During this time, more details about the gunman’s movements that led to his holding four hostages for over 11 hours are being revealed.

Malik Faisal Akram flew from Manchester, England to New York’s JFK on Dec. 29, He gave the address of an $80-per night hotel to the immigration authorities.

Akram had a criminal background and was being investigated by Britain’s military intelligence in relation to possible terrorist links. In 2016, he was arrested.

So why wasn’t he on a watch list banning him from entering the U.S.?

“We have to get to the bottom of it as to how somebody with such a past was able to enter the U.S., come to New York City, stay a few days, make it out to Texas, get a firearm and be able to attack this synagogue,”Manny Gomez is a former FBI agent who was a terrorism expert.

The timeline picks up Jan. 2, when Akram left the hotel in Queens and traveled by bus to Dallas, Texas.

He stayed in a shelter for homeless people. A witness claimed that he was dropped off at the doorstep by someone. “hugged as they departed.”

On Jan. 6, Akram switched to another Dallas homeless shelter — the Union Gospel Mission. According to reports, he bought a gun from a homeless man.

He held a rabbi, three worshippers and the Congregation Beth Israel synagogue hostage for an eleven-hour siege.

During the standoff, the terrorist known to be named as was demanded his release “Lady al-Qaeda,” who’s serving 86 years for attempting to kill U.S. soldiers.

Akram targeted Dallas, because it’s close to the federal prison where she’s being held. 

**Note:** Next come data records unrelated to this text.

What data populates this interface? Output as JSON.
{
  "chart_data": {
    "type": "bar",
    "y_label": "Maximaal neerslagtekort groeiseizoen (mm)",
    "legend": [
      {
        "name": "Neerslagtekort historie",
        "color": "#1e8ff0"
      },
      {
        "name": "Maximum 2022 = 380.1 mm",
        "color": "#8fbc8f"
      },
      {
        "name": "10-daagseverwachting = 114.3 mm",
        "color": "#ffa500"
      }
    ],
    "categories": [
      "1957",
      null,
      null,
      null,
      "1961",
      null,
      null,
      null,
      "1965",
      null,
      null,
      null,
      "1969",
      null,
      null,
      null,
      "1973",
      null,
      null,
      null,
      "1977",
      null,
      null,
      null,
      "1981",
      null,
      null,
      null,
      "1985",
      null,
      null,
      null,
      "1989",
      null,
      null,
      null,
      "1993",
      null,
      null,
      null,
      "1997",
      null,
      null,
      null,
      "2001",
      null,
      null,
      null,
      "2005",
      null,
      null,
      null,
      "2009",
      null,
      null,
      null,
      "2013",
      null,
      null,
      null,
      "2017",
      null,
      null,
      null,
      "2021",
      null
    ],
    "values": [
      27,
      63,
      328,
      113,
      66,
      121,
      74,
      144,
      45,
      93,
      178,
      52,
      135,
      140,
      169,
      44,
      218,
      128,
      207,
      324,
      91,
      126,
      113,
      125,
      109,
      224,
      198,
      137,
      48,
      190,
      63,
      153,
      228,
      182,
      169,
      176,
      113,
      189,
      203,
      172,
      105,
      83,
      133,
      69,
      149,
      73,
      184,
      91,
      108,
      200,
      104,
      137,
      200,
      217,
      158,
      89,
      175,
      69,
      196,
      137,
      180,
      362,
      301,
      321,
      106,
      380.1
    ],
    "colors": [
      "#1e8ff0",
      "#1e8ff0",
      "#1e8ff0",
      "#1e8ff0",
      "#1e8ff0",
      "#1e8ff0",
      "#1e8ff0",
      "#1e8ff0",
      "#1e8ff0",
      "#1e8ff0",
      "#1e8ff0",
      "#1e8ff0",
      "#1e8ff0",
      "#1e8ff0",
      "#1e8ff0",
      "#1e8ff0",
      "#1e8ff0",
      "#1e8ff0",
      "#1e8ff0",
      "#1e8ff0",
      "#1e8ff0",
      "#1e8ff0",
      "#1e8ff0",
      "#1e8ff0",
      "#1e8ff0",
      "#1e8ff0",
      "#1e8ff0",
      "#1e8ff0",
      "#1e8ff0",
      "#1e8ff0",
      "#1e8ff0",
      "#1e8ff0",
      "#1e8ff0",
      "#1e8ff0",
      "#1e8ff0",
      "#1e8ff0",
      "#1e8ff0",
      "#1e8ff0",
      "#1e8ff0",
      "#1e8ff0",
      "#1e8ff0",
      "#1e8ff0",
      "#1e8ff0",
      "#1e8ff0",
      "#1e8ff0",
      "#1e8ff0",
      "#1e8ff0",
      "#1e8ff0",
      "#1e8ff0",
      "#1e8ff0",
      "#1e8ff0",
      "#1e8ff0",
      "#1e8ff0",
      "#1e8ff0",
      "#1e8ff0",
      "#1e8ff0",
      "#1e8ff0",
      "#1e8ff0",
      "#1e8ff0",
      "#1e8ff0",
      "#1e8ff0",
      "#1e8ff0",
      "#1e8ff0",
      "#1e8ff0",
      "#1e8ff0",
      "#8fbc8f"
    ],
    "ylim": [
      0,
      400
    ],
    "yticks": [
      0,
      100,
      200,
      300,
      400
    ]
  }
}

Hostage Jeffrey Cohen, an engineer at NASA, claims that Akram threatened them with death and they knew they needed to escape.

“He put his gun down to pour some soda, and that’s the point that Rabbi Charlie threw the chair and yelled, ‘Run,’” Cohen said.

As the FBI hostage rescue team stormed into Akram, Akram was gunned down.

The hero rabbi, Charlie Cytron-Walker, spoke at a service of healing Monday night.

“And somehow together, we made it through that traumatic ordeal,”He said.

Homeland security officials warn that extremists are likely to continue targeting faith-based communities.